1. Sparty is the best mascot around
Always dancing, messing with someone, or running around campus, Sparty always puts a smile on everyone's face. It's a necessity to get a picture with him before you graduate.
2. Getting up at 7:30 for tailgates but refusing to take an 8 am
Getting up at 7:30 to drink rather than getting up to sit for two hours in a calculus lecture can't even be compared.
3. Combos are a godsend
Combos make dorm living easier. Getting an extra free meal a day helps make late night snacks easier on a budget. Stockpiling cereal and pop tarts in your dorm room is is a must as a freshman.
4. There is no one hated more than the PACE
Every time you see the gray parking police truck circling the parking lots you can't help but sneer. There is no doubt that the hatred of the parking police is something that everyone can agree on.

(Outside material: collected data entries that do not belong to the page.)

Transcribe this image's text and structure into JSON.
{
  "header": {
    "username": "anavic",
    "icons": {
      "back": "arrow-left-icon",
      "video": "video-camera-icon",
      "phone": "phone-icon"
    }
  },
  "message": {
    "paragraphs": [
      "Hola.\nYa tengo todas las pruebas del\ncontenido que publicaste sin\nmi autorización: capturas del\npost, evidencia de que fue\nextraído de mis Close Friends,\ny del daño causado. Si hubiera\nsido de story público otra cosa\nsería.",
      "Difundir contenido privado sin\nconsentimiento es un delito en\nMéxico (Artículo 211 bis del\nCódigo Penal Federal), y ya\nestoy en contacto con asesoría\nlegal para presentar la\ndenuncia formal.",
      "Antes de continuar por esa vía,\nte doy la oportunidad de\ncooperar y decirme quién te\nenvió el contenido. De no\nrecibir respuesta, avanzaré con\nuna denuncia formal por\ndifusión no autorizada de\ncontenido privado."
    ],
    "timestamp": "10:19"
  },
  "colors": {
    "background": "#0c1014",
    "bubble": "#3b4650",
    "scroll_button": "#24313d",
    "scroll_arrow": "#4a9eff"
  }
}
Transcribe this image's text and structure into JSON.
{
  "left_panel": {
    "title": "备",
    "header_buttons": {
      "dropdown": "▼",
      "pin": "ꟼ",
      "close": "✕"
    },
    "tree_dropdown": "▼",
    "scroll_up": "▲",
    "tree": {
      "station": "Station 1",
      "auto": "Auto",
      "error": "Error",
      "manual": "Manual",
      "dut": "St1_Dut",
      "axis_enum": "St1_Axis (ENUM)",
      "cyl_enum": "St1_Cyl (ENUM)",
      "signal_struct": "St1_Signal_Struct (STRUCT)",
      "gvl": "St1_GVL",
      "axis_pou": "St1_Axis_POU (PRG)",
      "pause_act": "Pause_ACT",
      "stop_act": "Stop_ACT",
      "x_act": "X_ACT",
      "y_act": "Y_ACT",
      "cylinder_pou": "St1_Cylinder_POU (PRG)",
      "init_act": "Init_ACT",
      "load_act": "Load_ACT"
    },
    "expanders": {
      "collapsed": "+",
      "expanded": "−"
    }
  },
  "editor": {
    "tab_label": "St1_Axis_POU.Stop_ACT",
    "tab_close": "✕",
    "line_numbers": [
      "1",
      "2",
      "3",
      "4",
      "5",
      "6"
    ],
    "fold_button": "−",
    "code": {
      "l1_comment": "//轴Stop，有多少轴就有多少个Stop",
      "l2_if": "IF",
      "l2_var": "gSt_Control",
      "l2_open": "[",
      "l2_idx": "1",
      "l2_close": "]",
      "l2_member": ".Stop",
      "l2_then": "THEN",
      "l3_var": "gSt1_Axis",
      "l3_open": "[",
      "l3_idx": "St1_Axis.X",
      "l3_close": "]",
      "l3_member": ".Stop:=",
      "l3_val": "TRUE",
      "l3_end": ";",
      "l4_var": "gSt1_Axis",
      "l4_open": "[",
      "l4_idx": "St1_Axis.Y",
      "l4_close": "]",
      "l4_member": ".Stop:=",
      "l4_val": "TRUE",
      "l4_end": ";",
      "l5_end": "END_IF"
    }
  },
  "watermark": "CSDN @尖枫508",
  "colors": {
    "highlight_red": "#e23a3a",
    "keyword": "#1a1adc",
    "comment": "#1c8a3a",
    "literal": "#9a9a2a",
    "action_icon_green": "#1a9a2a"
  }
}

5. Hearing go green means you have no choice but to yell go white
Whether it's at the end of a lecture or you're walking down Grand River at 1 in the morning you must always participate.
6. CATA buses will not slow down for anyone
If you see a CATA bus coming down the street do not think they will stop for you to cross because chances are they'll speed up. CATA buses fly around campus but November through March chances are you'll see one stuck in a snowbank daily.
7. MSU squirrels are practically gods
I've never met anyone who anything bad to say about the squirrels on campus. The overfed fluffy creatures that dominant campus remind us of our dogs at home and the death of one can cause a widespread morning.
8. The hatred for U of M and Ohio State is real
Don't even mention it, I shouldn't even have typed it.
9. Conrads will save your life
Fried mac n cheese balls will save your life when you're drunk and look for food at 1 am.
10. Truly believing that "Spartans will"
From the first day on campus until the last time you go under the bridge on Farm Lane seeing "Spartans will" will make you truly believe you can.
11. If it gets to 50 degrees shorts will appear on campus
White boys seem to be immune to the cold and chances are when it hits just above 50 degrees you'll see kids flying by on a bike in shorts and a tank top.
12. Laughing in the face of those who think it's just a party school
Excuse me but until you see the stacks of homework and the amount of time I study a week don't assume that MSU is a party school.
13. If you see the smoke stacks you're definitely not in the right place
The smoke stacks are the farthest from anything that you ever want to be. Advice for any freshman if you see the smoke stacks you're screwed and do your best to get back to Farm Lane.
14. Campus is beautiful no matter what season
From the old architecture to the change of the leaves in fall, being able to walk throughout the most beautiful campus in Michigan is a privilege.
15. The atmosphere on campus
People sipping Starbucks on benches, riding bikes along the river, and students from all walks of life trudging to class makes anyone feel like the luckiest college student alive because we all get to attend Michigan State University.